As another way to attract and retain customers, more Maryland banks are joining a program that insures well beyond $250,000 in deposits per customer to as much as $50 million through the Federal Deposit Insurance Corp.
The Certificate of Deposit Account Registry Service — or CDARS — comprises more than 2,500 banks after starting from scratch in early 2003, said Phil Battey, vice president of legislative and public affairs at Promontory Interfinancial Network. The Arlington, Va., financial services company that formed the program is led by CEO Eugene A. Ludwig , a former U.S. Comptroller of the Currency. Other executives formerly worked for the Federal Reserve Board and the FDIC.
The program works as a bank-deposit-swapping service that allows member institutions to divide their customers' funds in increments of less than $250,000 — the limit that was recently raised from $100,000 — and place them in accounts at other FDIC-insured institutions. Thus, rather than customers who have more than the insured limit having to open up more than one account at multiple banks, they have just one account.
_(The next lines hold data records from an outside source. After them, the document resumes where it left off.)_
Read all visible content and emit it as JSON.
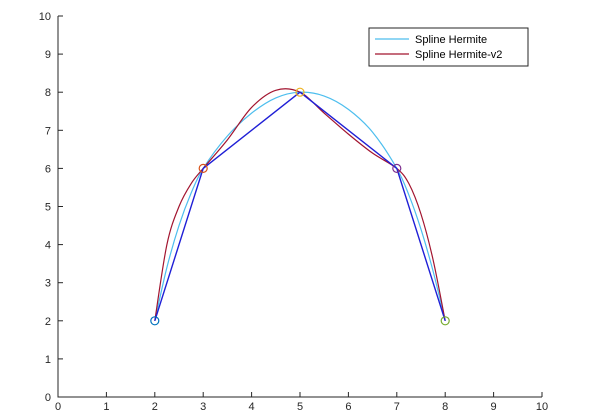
{
  "chart_data": {
    "type": "line",
    "title": "",
    "xlabel": "",
    "ylabel": "",
    "xlim": [
      0,
      10
    ],
    "ylim": [
      0,
      10
    ],
    "xticks": [
      0,
      1,
      2,
      3,
      4,
      5,
      6,
      7,
      8,
      9,
      10
    ],
    "yticks": [
      0,
      1,
      2,
      3,
      4,
      5,
      6,
      7,
      8,
      9,
      10
    ],
    "grid": false,
    "legend_position": "top-right",
    "points": {
      "x": [
        2,
        3,
        5,
        7,
        8
      ],
      "y": [
        2,
        6,
        8,
        6,
        2
      ],
      "marker_colors": [
        "#0072BD",
        "#D95319",
        "#EDB120",
        "#7E2F8E",
        "#77AC30"
      ]
    },
    "polyline": {
      "x": [
        2,
        3,
        5,
        7,
        8
      ],
      "y": [
        2,
        6,
        8,
        6,
        2
      ],
      "color": "#1f1fd6"
    },
    "series": [
      {
        "name": "Spline Hermite",
        "color": "#4DBEEE",
        "x": [
          2,
          2.25,
          2.5,
          2.75,
          3,
          3.5,
          4,
          4.5,
          5,
          5.5,
          6,
          6.5,
          7,
          7.25,
          7.5,
          7.75,
          8
        ],
        "y": [
          2,
          3.4,
          4.5,
          5.35,
          6,
          6.85,
          7.45,
          7.85,
          8,
          7.9,
          7.55,
          6.95,
          6,
          5.3,
          4.4,
          3.3,
          2
        ]
      },
      {
        "name": "Spline Hermite-v2",
        "color": "#A2142F",
        "x": [
          2,
          2.25,
          2.5,
          2.75,
          3,
          3.5,
          4,
          4.5,
          5,
          5.5,
          6,
          6.5,
          7,
          7.25,
          7.5,
          7.75,
          8
        ],
        "y": [
          2,
          4.0,
          5.0,
          5.6,
          6,
          6.75,
          7.6,
          8.05,
          8,
          7.45,
          6.9,
          6.4,
          6,
          5.6,
          4.8,
          3.6,
          2
        ]
      }
    ]
  }
}
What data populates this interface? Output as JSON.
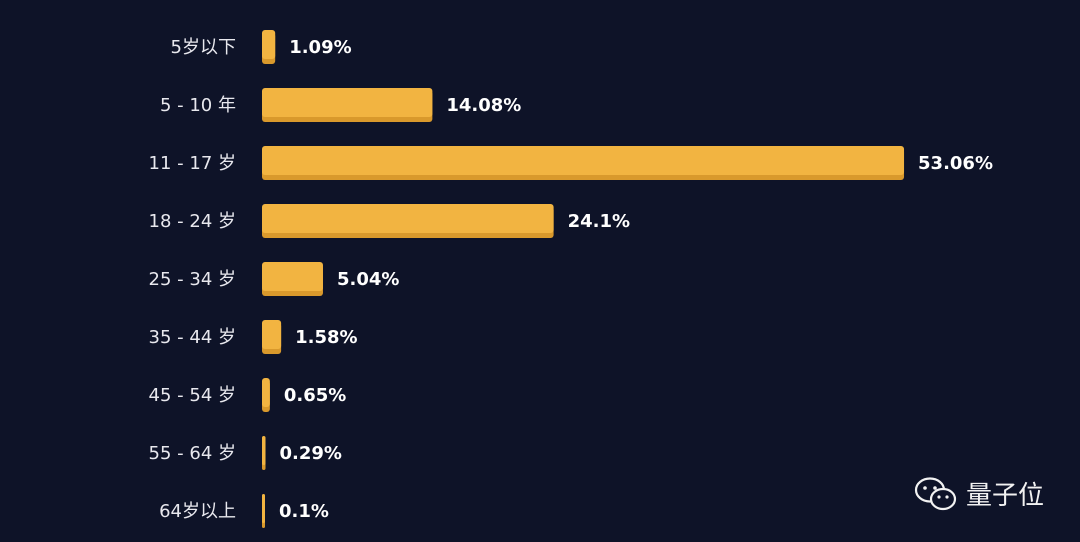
{
  "chart_data": {
    "type": "bar",
    "orientation": "horizontal",
    "categories": [
      "5岁以下",
      "5 - 10 年",
      "11 - 17 岁",
      "18 - 24 岁",
      "25 - 34 岁",
      "35 - 44 岁",
      "45 - 54 岁",
      "55 - 64 岁",
      "64岁以上"
    ],
    "values": [
      1.09,
      14.08,
      53.06,
      24.1,
      5.04,
      1.58,
      0.65,
      0.29,
      0.1
    ],
    "value_labels": [
      "1.09%",
      "14.08%",
      "53.06%",
      "24.1%",
      "5.04%",
      "1.58%",
      "0.65%",
      "0.29%",
      "0.1%"
    ],
    "title": "",
    "xlabel": "",
    "ylabel": "",
    "grid": false,
    "bar_color": "#f2b441",
    "bar_shadow_color": "#d9992c"
  },
  "watermark": {
    "text": "量子位",
    "icon": "wechat-icon"
  }
}
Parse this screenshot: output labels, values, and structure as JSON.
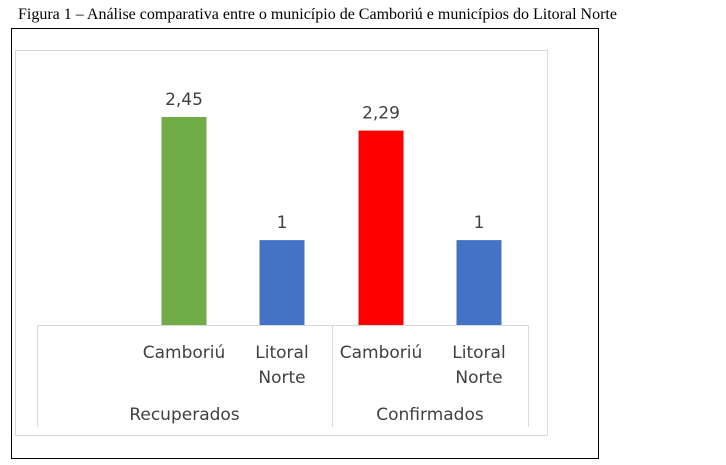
{
  "figure": {
    "caption": "Figura 1 – Análise comparativa entre o município de Camboriú e municípios do Litoral Norte"
  },
  "chart_data": {
    "type": "bar",
    "groups": [
      {
        "name": "Recuperados",
        "bars": [
          {
            "category": "Camboriú",
            "category_lines": [
              "Camboriú"
            ],
            "value": 2.45,
            "label": "2,45",
            "color": "#70AD47"
          },
          {
            "category": "Litoral Norte",
            "category_lines": [
              "Litoral",
              "Norte"
            ],
            "value": 1,
            "label": "1",
            "color": "#4472C4"
          }
        ]
      },
      {
        "name": "Confirmados",
        "bars": [
          {
            "category": "Camboriú",
            "category_lines": [
              "Camboriú"
            ],
            "value": 2.29,
            "label": "2,29",
            "color": "#FF0000"
          },
          {
            "category": "Litoral Norte",
            "category_lines": [
              "Litoral",
              "Norte"
            ],
            "value": 1,
            "label": "1",
            "color": "#4472C4"
          }
        ]
      }
    ],
    "ylim": [
      0,
      2.45
    ],
    "grid": false,
    "legend": "none"
  }
}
The banks set the rates for the accounts, with some offering above-average rates, some lower and others about the same, Battey said. "We don't get into the rate side of things," he said. "That's between the banks and their customers. ... We've heard, though, that fewer banks are shaving points off these days."
The average individual customer in the program has more than $500,000, Battey said, with institutions holding higher amounts.
Among the Maryland banks that offer the program are Provident Bank of Baltimore, EagleBank of Bethesda, HarVest Bank of Maryland in Rockville and Congressional Bank of Bethesda.
Provident started offering the CDARS program about a year ago. About two-thirds of its clients are business executives, and the program is gaining popularity, said Stephen K. Heine, executive vice president for consumer and business banking. "In the last 60 days, more individuals have shown interest in CDARS," he said.
Rates for the CDARS program at Provident are comparable to the average certificate of deposit, though not exactly the same, Heine said. "There is a higher level of FDIC insurance coverage so it's a value-added premium for clients," he said.
Other institutions are finding different ways to insure higher levels of deposits. Prince George's Community Federal Credit Union this year began a program that insures savings accounts and retirement accounts up to $500,000. The program combines federal insurance provided by the National Credit Union Administration and private supplemental insurance coverage from Excess Share Insurance Corp.
The credit union is open to anyone who lives, works, worships or volunteers in Prince George's County, said Polly A. Quinn, the institution's vice president of marketing and business development.
FDIC proposes hike
in insurance fund rate
This week, the FDIC released details of a proposal that would raise the rate that banks and thrifts pay for the deposit insurance fund.
The FDIC's insurance fund's reserve ratio has dipped below 1.15 percent — the lowest it can reach before the agency is required to build up the fund, officials said. The rate would be raised by 7 basis points on Jan. 1, and institutions with higher risks would be required to pay more starting in April under the proposal.
Edward L. Yingling, president and CEO of the American Bankers Association, said in a statement that the FDIC's cost projections over the next five years may be too high.
"Should its projections prove to be too conservative, we hope the FDIC would immediately move to adjust premiums downward so as not to further restrict bank resources that could be used to meet the credit needs of our customers and communities," he said.
Bankers are also concerned about a proposal that could add premium costs for banks that use Federal Home Loan Bank advances, Yingling said. "It is important not to disrupt this vital source of liquidity for healthy banks," he said.